As operações desenvolvidas por Túlio Pinto por meio da cumplicidade entre os universos metálico, vítreo e pétreo criam um rol de questões interessantes para se pensar a situação da escultura contemporânea: tensões; pressões; pesos; delicados equilíbrios; pouso no piso; ocupação da parede; suspensão no espaço. Em todas essas situações, destaca-se o risco eminente contido tanto no encontro das materialidades quanto no posicionamento das obras no espaço arquitetônico, que explora o ponto de cruzamento entre forma e contexto, mobilizando o entorno e requerendo grandes áreas de parede branca e de espaço vazio, necessárias ao bom desempenho de sua performance tridimensional.

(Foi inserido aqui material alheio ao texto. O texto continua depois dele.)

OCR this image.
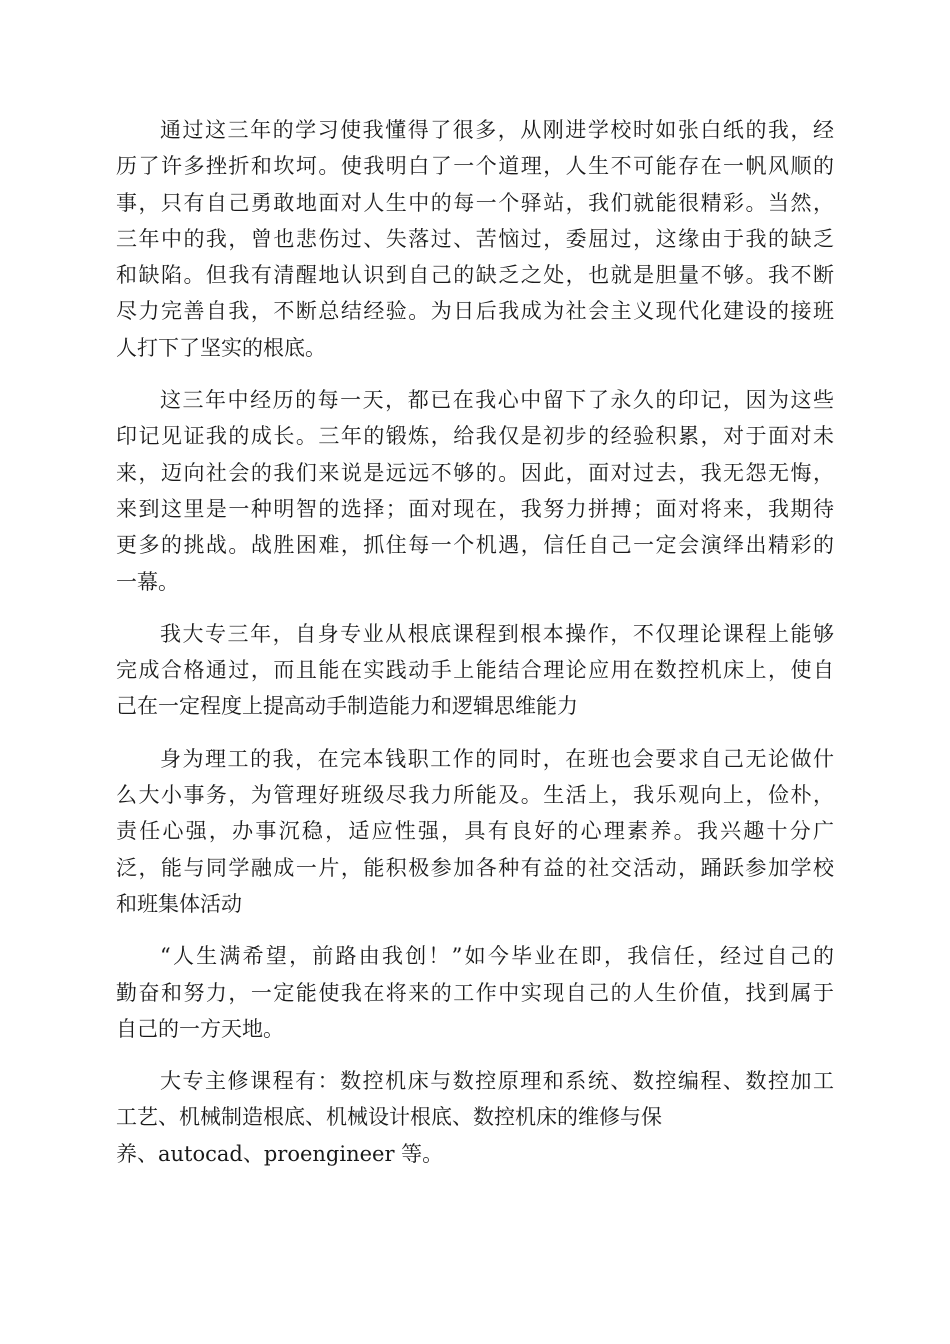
通过这三年的学习使我懂得了很多，从刚进学校时如张白纸的我，经
历了许多挫折和坎坷。使我明白了一个道理，人生不可能存在一帆风顺的
事，只有自己勇敢地面对人生中的每一个驿站，我们就能很精彩。当然，
三年中的我，曾也悲伤过、失落过、苦恼过，委屈过，这缘由于我的缺乏
和缺陷。但我有清醒地认识到自己的缺乏之处，也就是胆量不够。我不断
尽力完善自我，不断总结经验。为日后我成为社会主义现代化建设的接班
人打下了坚实的根底。
这三年中经历的每一天，都已在我心中留下了永久的印记，因为这些
印记见证我的成长。三年的锻炼，给我仅是初步的经验积累，对于面对未
来，迈向社会的我们来说是远远不够的。因此，面对过去，我无怨无悔，
来到这里是一种明智的选择；面对现在，我努力拼搏；面对将来，我期待
更多的挑战。战胜困难，抓住每一个机遇，信任自己一定会演绎出精彩的
一幕。
我大专三年，自身专业从根底课程到根本操作，不仅理论课程上能够
完成合格通过，而且能在实践动手上能结合理论应用在数控机床上，使自
己在一定程度上提高动手制造能力和逻辑思维能力
身为理工的我，在完本钱职工作的同时，在班也会要求自己无论做什
么大小事务，为管理好班级尽我力所能及。生活上，我乐观向上，俭朴，
责任心强，办事沉稳，适应性强，具有良好的心理素养。我兴趣十分广
泛，能与同学融成一片，能积极参加各种有益的社交活动，踊跃参加学校
和班集体活动
“人生满希望，前路由我创！”如今毕业在即，我信任，经过自己的
勤奋和努力，一定能使我在将来的工作中实现自己的人生价值，找到属于
自己的一方天地。
大专主修课程有：数控机床与数控原理和系统、数控编程、数控加工
工艺、机械制造根底、机械设计根底、数控机床的维修与保
养、autocad、proengineer 等。
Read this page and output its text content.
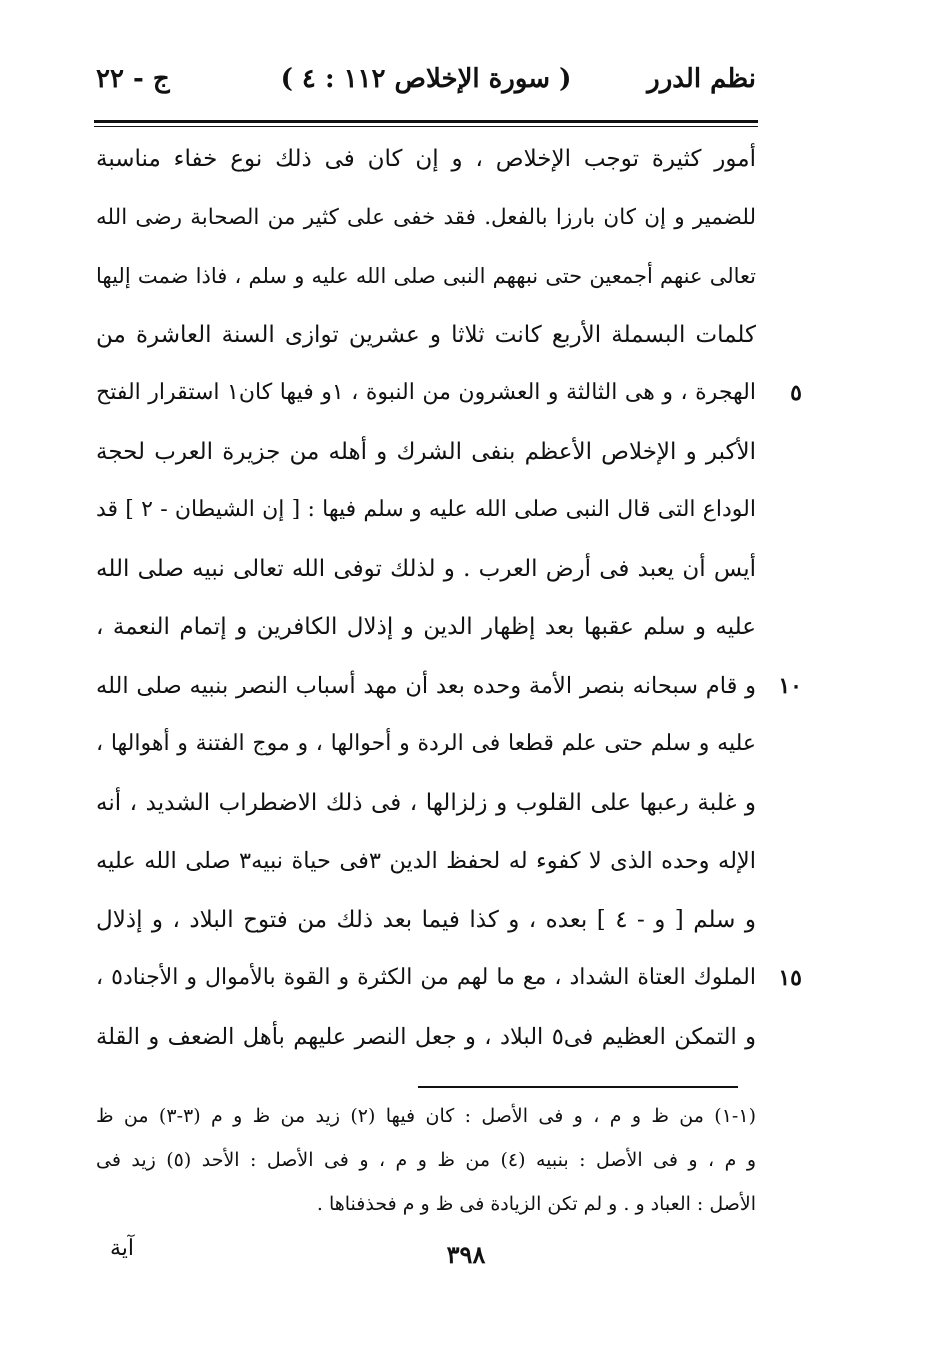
نظم الدرر
( سورة الإخلاص ١١٢ : ٤ )
ج - ٢٢
أمور كثيرة توجب الإخلاص ، و إن كان فى ذلك نوع خفاء مناسبة
للضمير و إن كان بارزا بالفعل. فقد خفى على كثير من الصحابة رضى الله
تعالى عنهم أجمعين حتى نبههم النبى صلى الله عليه و سلم ، فاذا ضمت إليها
كلمات البسملة الأربع كانت ثلاثا و عشرين توازى السنة العاشرة من
الهجرة ، و هى الثالثة و العشرون من النبوة ، ١و فيها كان١ استقرار الفتح	٥
الأكبر و الإخلاص الأعظم بنفى الشرك و أهله من جزيرة العرب لحجة
الوداع التى قال النبى صلى الله عليه و سلم فيها : [ إن الشيطان - ٢ ] قد
أيس أن يعبد فى أرض العرب . و لذلك توفى الله تعالى نبيه صلى الله
عليه و سلم عقبها بعد إظهار الدين و إذلال الكافرين و إتمام النعمة ،
و قام سبحانه بنصر الأمة وحده بعد أن مهد أسباب النصر بنبيه صلى الله	١٠
عليه و سلم حتى علم قطعا فى الردة و أحوالها ، و موج الفتنة و أهوالها ،
و غلبة رعبها على القلوب و زلزالها ، فى ذلك الاضطراب الشديد ، أنه
الإله وحده الذى لا كفوء له لحفظ الدين ٣فى حياة نبيه٣ صلى الله عليه
و سلم [ و - ٤ ] بعده ، و كذا فيما بعد ذلك من فتوح البلاد ، و إذلال
الملوك العتاة الشداد ، مع ما لهم من الكثرة و القوة بالأموال و الأجناد٥ ،	١٥
و التمكن العظيم فى٥ البلاد ، و جعل النصر عليهم بأهل الضعف و القلة
(١-١) من ظ و م ، و فى الأصل : كان فيها (٢) زيد من ظ و م (٣-٣) من ظ
و م ، و فى الأصل : بنبيه (٤) من ظ و م ، و فى الأصل : الأحد (٥) زيد فى
الأصل : العباد و . و لم تكن الزيادة فى ظ و م فحذفناها .
٣٩٨
آية
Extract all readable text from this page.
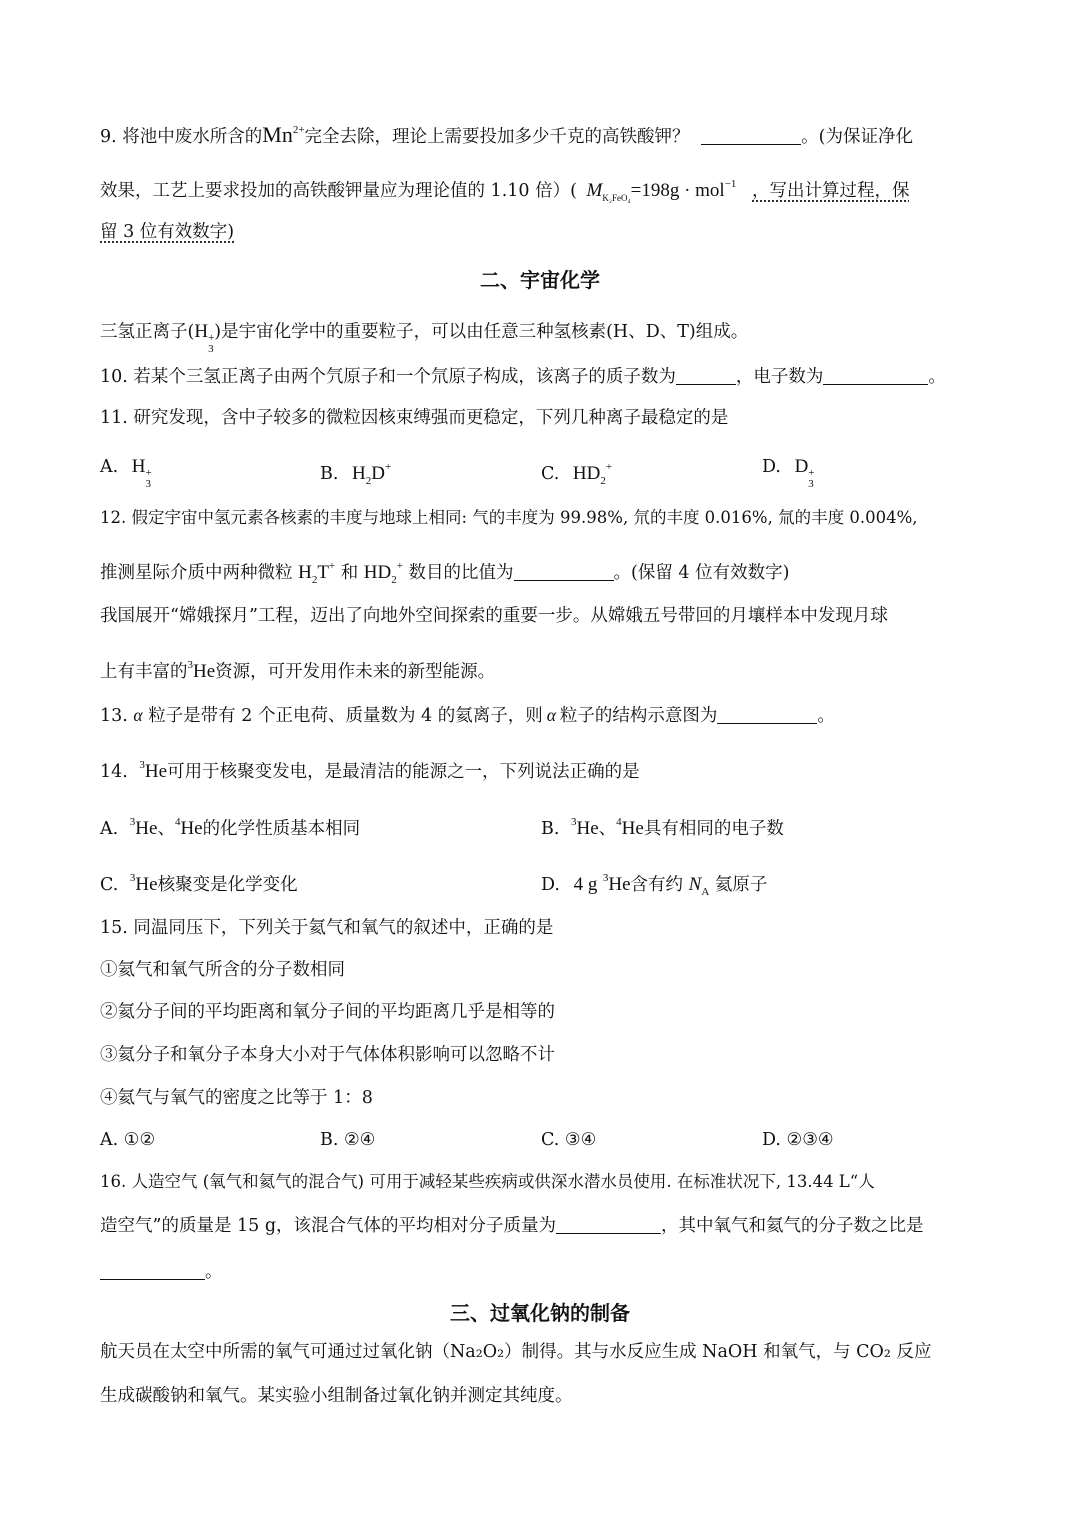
9. 将池中废水所含的$Mn^{2+}$完全去除，理论上需要投加多少千克的高铁酸钾？	。(为保证净化
效果，工艺上要求投加的高铁酸钾量应为理论值的 1.10 倍）( $M_{K_2FeO_4}=198g \cdot mol^{-1}$ ，写出计算过程，保
留 3 位有效数字)
二、宇宙化学
三氢正离子(H +
3
)是宇宙化学中的重要粒子，可以由任意三种氢核素(H、D、T)组成。
10. 若某个三氢正离子由两个氕原子和一个氘原子构成，该离子的质子数为	，电子数为	。
11. 研究发现，含中子较多的微粒因核束缚强而更稳定，下列几种离子最稳定的是
A. H +
3	B. $H_2D^+$	C. $HD_2^+$	D. D +
3
12. 假定宇宙中氢元素各核素的丰度与地球上相同: 气的丰度为 99.98%, 氘的丰度 0.016%, 氚的丰度 0.004%,
推测星际介质中两种微粒 $H_2T^+$ 和 $HD_2^+$ 数目的比值为	。(保留 4 位有效数字)
我国展开“嫦娥探月”工程，迈出了向地外空间探索的重要一步。从嫦娥五号带回的月壤样本中发现月球
上有丰富的$^3$He资源，可开发用作未来的新型能源。
13. α 粒子是带有 2 个正电荷、质量数为 4 的氦离子，则 α 粒子的结构示意图为	。
14. $^3$He可用于核聚变发电，是最清洁的能源之一，下列说法正确的是
A. $^3$He、$^4$He的化学性质基本相同	B. $^3$He、$^4$He具有相同的电子数
C. $^3$He核聚变是化学变化	D. 4 g $^3$He含有约 $N_A$ 氦原子
15. 同温同压下，下列关于氦气和氧气的叙述中，正确的是
①氦气和氧气所含的分子数相同
②氦分子间的平均距离和氧分子间的平均距离几乎是相等的
③氦分子和氧分子本身大小对于气体体积影响可以忽略不计
④氦气与氧气的密度之比等于 1：8
A. ①②	B. ②④	C. ③④	D. ②③④
16. 人造空气 (氧气和氦气的混合气) 可用于减轻某些疾病或供深水潜水员使用. 在标准状况下, 13.44 L“人
造空气”的质量是 15 g，该混合气体的平均相对分子质量为	，其中氧气和氦气的分子数之比是
。
三、过氧化钠的制备
航天员在太空中所需的氧气可通过过氧化钠（Na₂O₂）制得。其与水反应生成 NaOH 和氧气，与 CO₂ 反应
生成碳酸钠和氧气。某实验小组制备过氧化钠并测定其纯度。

Os materiais empregados por Túlio Pinto na confecção de seus trabalhos possuem seus próprios arcos de significação e, postos em conjunto, agenciam um inusitado campo de interpretações. As vigas, os perfis e as chapas de aço conservam a memória mítica da metalurgia e reafirmam o poder das técnicas de transformação da matéria extraída do interior do mundo. A lâmina de vidro, matéria originalmente associada ao uso na arquitetura, contribui com sua principal qualidade plástica, a transparência, e com a fragilidade latejante sob o risco. Já o vidro soprado é empregado para criar formas de aparência orgânica, semelhantes a órgãos ou a bulbos, que ficam encaixadas, exatamente, nos pontos de grande tensionamento da escultura, sendo, portanto, ainda mais suscetíveis e frágeis.

A pedra carrega enorme lastro simbólico. Se bem atirada, pode quebrar o vidro ou pode derrubar o gigante Golias. Ao longo do tempo, a pedra adquiriu importantes significados por meio da configuração de sua imagem na literatura, especialmente na poesia, onde tomou sentidos profundos atrelados à existência humana: João Cabral de Melo Neto postula que “uma pedra de nascença entranha a alma”; Carlos Drummond de Andrade encontra na pedra a dificuldade cotidiana refletida na memória: “Nunca me esquecerei que no meio do caminho tinha uma pedra”; Cora Coralina, superando os julgamentos sociais, escreve: “Entre pedras que me esmagavam/ levantei a pedra rude/ dos meus versos”; e Arnaldo Antunes corrobora cantando: “Dura a dura pedra. Dia a dia perdura. Perdi-a”.

A pedra acolhe muitas metáforas. É um documento da geologia e testemunha de tempos imemoriais. Aparentemente banal, é revestida pela energia do sagrado: no candomblé, está presente no assentamento dos orixás; no cristianismo, marca a origem do papado: “Sobre essa pedra edificarei a minha igreja”, conforme anunciou Jesus no Evangelho de Mateus. A pedra é uma matéria que acompanhou a história da escultura, e o embate com ela implicou vencer a dureza do granito, desvelar as figuras contidas no bloco de mármore e descobrir o drama barroco guardado na pedra-sabão. As pedras presentes nas esculturas de Túlio Pinto evocam o amplo repertório de imagens agregado a esse mineral, minimizando a visada puramente formalista na qual muitas vezes sua produção é enquadrada.